The shop also sells beans, shirts and hats online. Home shipments of coffee beans have ramped up drastically and customers are now receiving their orders the next day.
Keep Your Workers: Retaining staff is always more favorable than hiring new ones on. Training people and revamping your staff is hard and time consuming. Buchheister plans to gradually bring on more staff on the break-even model as social distancing measures are gradually lifted.
Looking Forward: We’re in this Together
“Coffee has always been an industry that’s fairly recession-proof, but now we’re talking social distancing, so at the moment it's text and take out, and thankfully, coffee isn’t the $100 per person night out on the town; people need it to function, in order to start their day. We are happy to pivot our business to still be able to fuel them up."

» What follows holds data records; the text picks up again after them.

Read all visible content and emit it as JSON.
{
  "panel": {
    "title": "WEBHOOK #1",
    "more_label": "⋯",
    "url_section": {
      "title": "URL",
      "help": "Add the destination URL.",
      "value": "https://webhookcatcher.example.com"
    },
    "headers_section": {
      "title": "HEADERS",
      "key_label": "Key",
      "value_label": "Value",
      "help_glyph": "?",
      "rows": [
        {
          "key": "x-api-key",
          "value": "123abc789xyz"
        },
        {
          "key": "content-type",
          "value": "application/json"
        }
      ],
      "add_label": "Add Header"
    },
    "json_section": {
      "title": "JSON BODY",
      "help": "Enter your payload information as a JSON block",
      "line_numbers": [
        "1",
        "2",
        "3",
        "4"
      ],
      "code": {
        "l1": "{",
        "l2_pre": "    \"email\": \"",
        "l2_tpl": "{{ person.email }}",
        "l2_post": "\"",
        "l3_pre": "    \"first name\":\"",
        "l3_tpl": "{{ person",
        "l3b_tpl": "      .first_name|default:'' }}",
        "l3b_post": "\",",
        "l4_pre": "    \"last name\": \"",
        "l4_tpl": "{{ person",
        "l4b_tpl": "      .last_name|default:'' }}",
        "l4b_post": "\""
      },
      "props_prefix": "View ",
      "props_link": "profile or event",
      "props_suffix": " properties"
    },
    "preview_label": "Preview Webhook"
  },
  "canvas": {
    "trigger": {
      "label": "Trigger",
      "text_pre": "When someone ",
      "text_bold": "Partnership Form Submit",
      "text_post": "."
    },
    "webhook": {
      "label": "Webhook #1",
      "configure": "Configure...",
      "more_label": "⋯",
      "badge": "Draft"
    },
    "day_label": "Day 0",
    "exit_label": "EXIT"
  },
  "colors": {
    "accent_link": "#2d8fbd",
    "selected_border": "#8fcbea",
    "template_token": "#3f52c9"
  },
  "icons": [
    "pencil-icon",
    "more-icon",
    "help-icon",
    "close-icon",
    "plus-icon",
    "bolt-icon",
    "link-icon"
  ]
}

With high hopes and a realistic outlook Buchheister is planning into the fall for changes to his business as a result of Coronavirus. While he says he would love to plan himself wrong, his biggest worry is potentially facing another round of layoffs if business owners bring back their staff using government loan money and business levels don’t come back.
“You only get eight weeks and whatever you don’t spend turns into a loan and that has to be paid back in two years. So, you don’t want to ramp up your whole staff only to lay off everyone because the business can’t support it.”
In the meantime, online sales are Coffeebar’s silver lining, bringing in more orders in one day than they saw in three to four months. Subscriptions and online coffee orders have gone through the roof, which is a part of the business they’re learning more about and could prove to have long lasting positive effects.
“It’s a crazy time. It’s like war. But it’s not like war because this is happening to the entire world and every group of people is facing the same problem. We are all in this together.”